Es más que evidente que ninguno de los gobernantes de las últimas décadas jamás meditó sobre los peores escenarios que podrían acontecer, pues prácticamente todos concluyeron arrojando resultados sensiblemente inferiores a los prometidos y, en algunos casos, dramáticamente peores. Sus programas, proyectos y estrategias fueron todos concebidos de manera voluntarista: porque yo lo quiero va a suceder, incurriendo en el más básico de los errores, creer que las intenciones equivalen a resultados. Ningún gobierno del último medio siglo se salva de esta circunstancia.

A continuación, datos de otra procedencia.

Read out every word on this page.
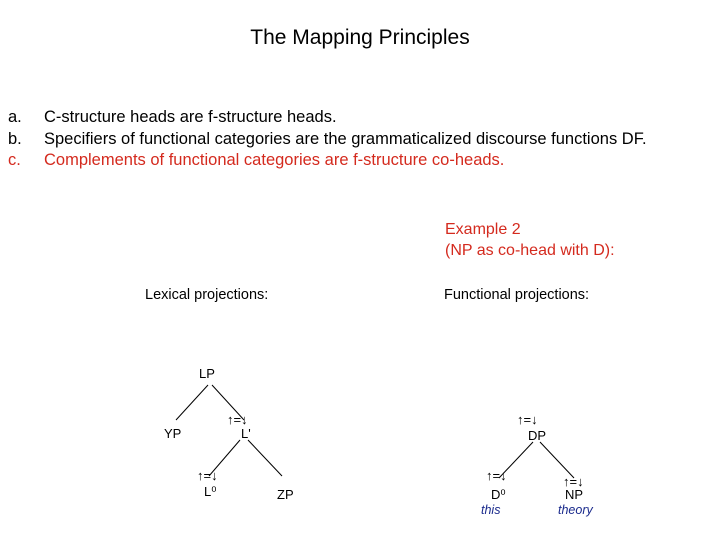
The Mapping Principles
a. C-structure heads are f-structure heads.
b. Specifiers of functional categories are the grammaticalized discourse functions DF.
c. Complements of functional categories are f-structure co-heads.
Example 2
(NP as co-head with D):
Lexical projections:	Functional projections:
LP
YP
↑=↓
L'
↑=↓
L⁰	ZP
↑=↓
DP
↑=↓
D⁰
this
↑=↓
NP
theory
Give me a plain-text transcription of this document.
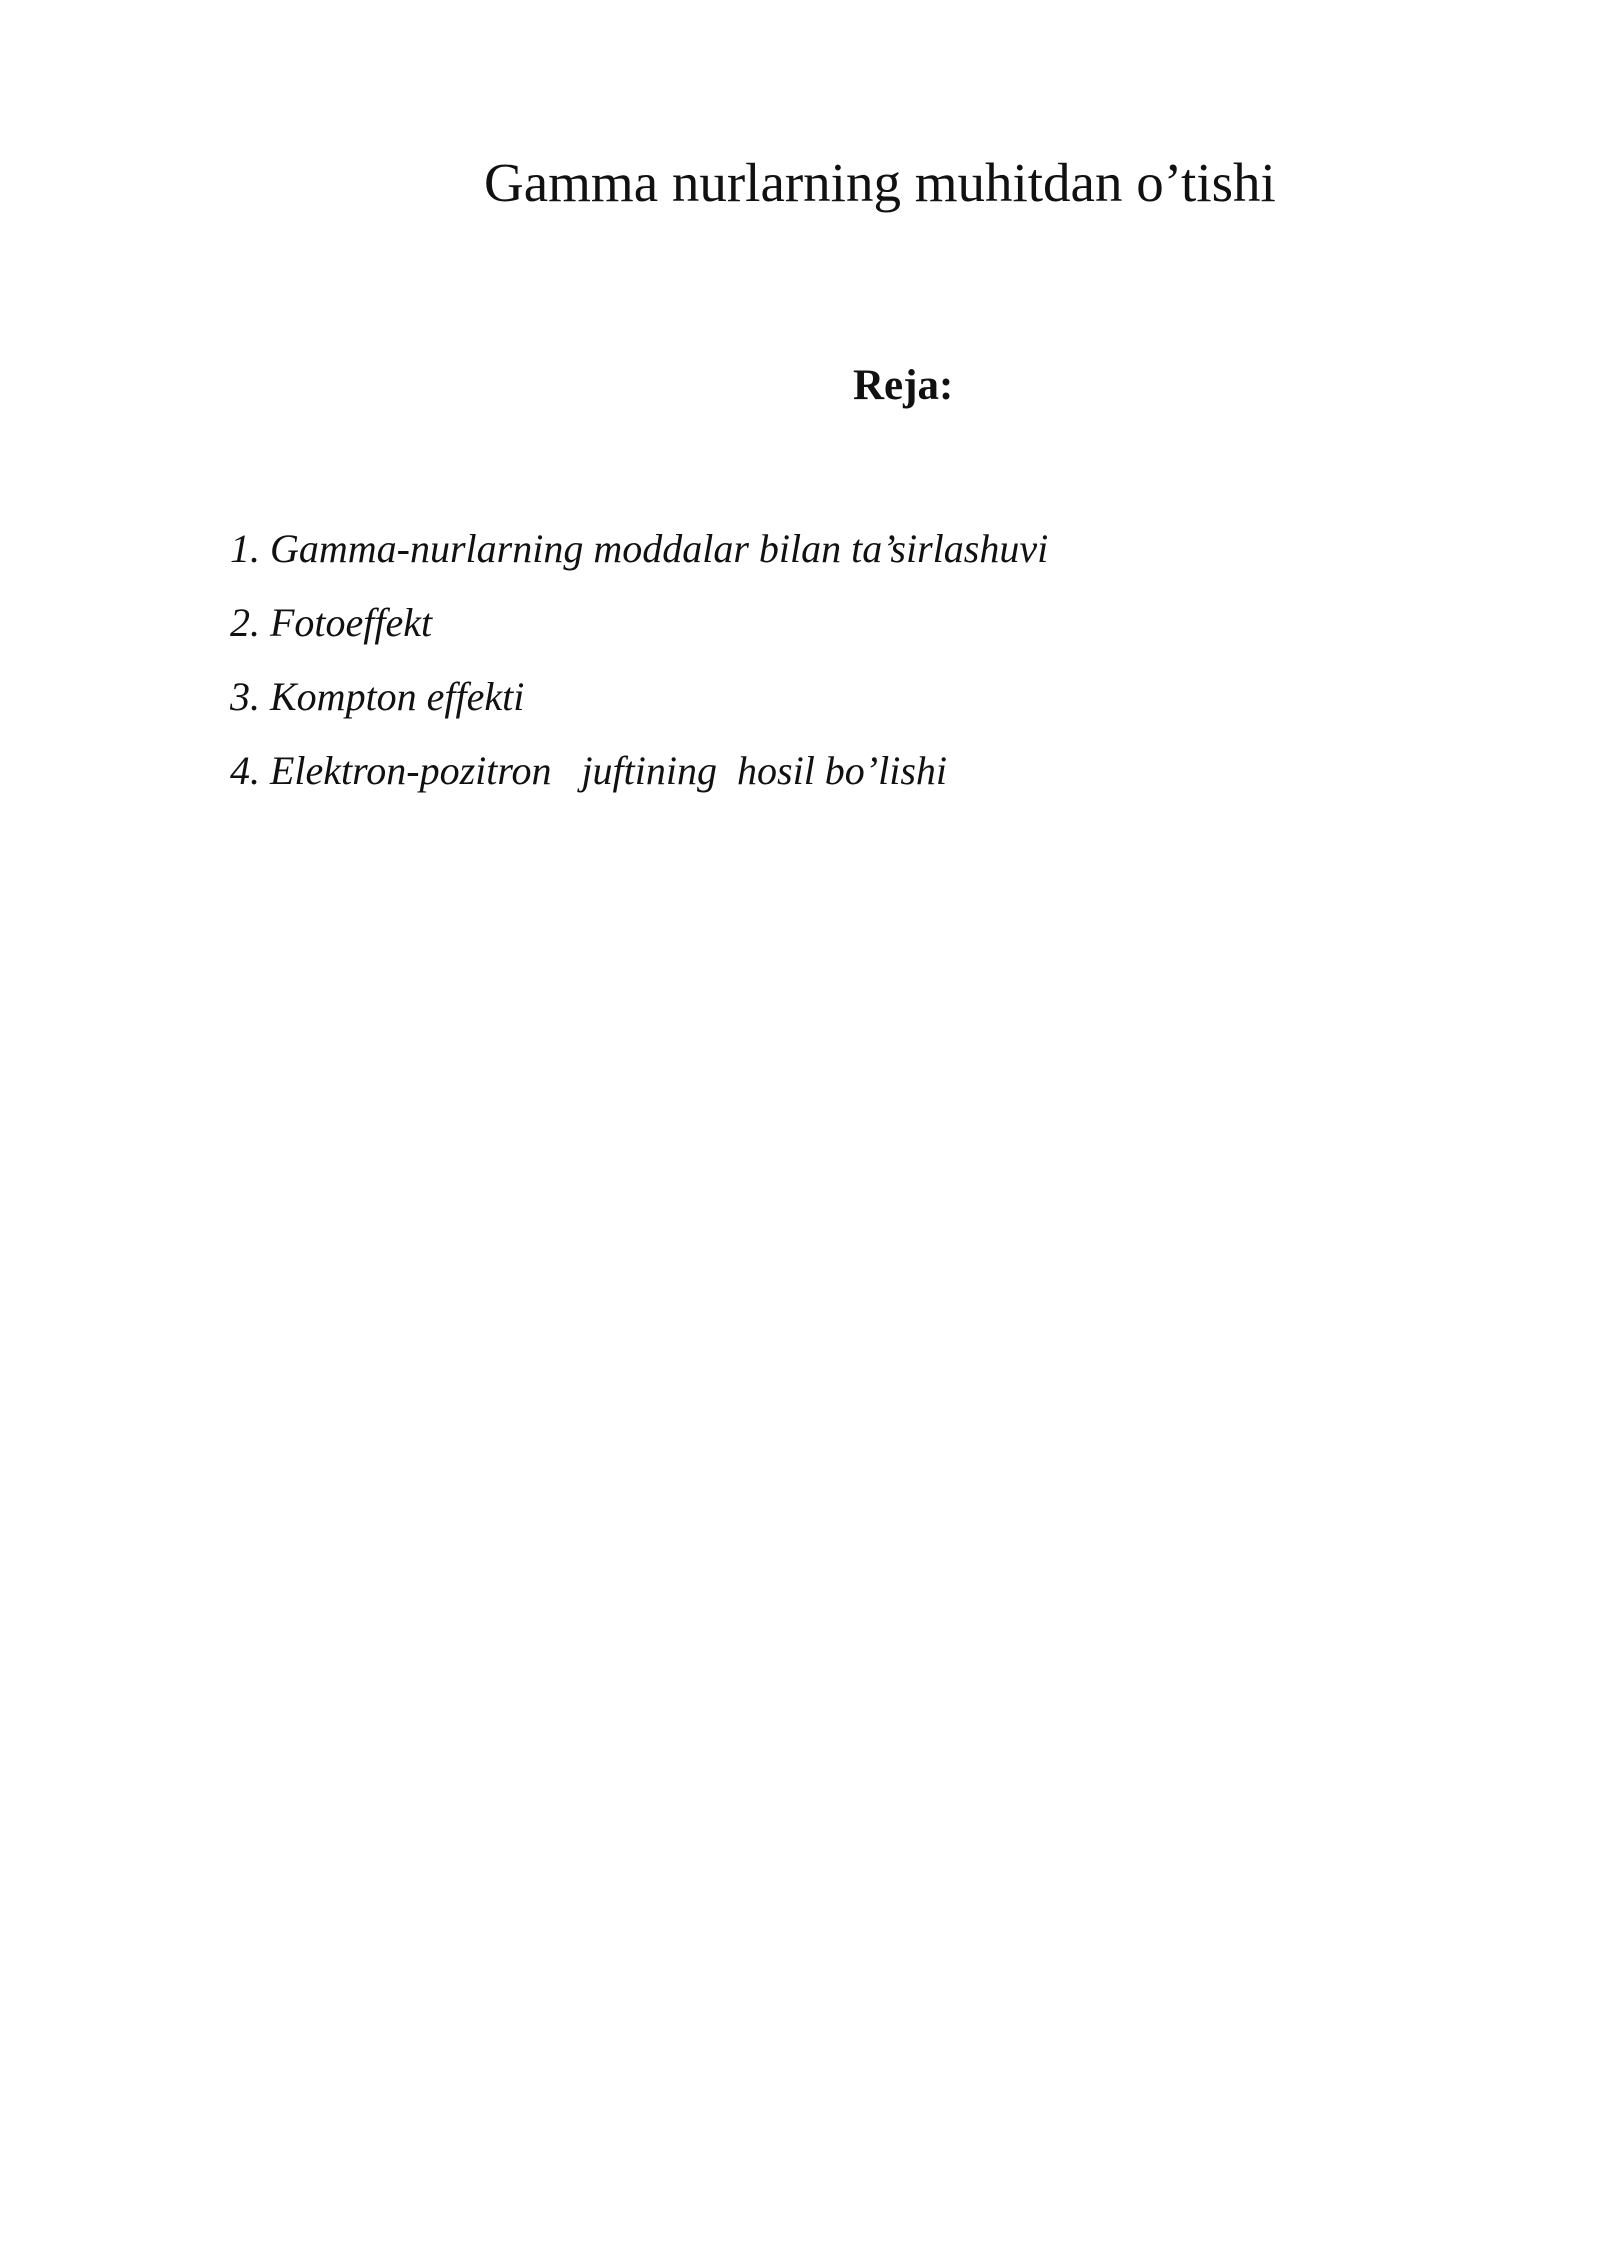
Gamma nurlarning muhitdan o’tishi
Reja:
1. Gamma-nurlarning moddalar bilan ta’sirlashuvi
2. Fotoeffekt
3. Kompton effekti
4. Elektron-pozitron   juftining  hosil bo’lishi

Los países que realmente se han transformado -en el sentido de haber logrado elevadas tasas de ingreso per cápita, eliminado (o francamente reducido) la pobreza y construido un andamiaje institucional serio, confiable y sólido -es decir, un entorno de desarrollo y concordia- comparten al menos tres factores cruciales: a) la edificación de un sistema de gobierno eficaz (casi todos tomando como ejemplo a Singapur y sus imitadores); b) una obsesión por el crecimiento económico (y su consecuente disposición a eliminar obstáculos para que esto sea posible); y c) un sistema educativo concebido para transformar a la población y conferirle las oportunidades que nunca antes habían sido posibles.

Es tiempo no de soñar, sino de construir ese futuro y el 2024 ofrece una oportunidad excepcional para lograrlo.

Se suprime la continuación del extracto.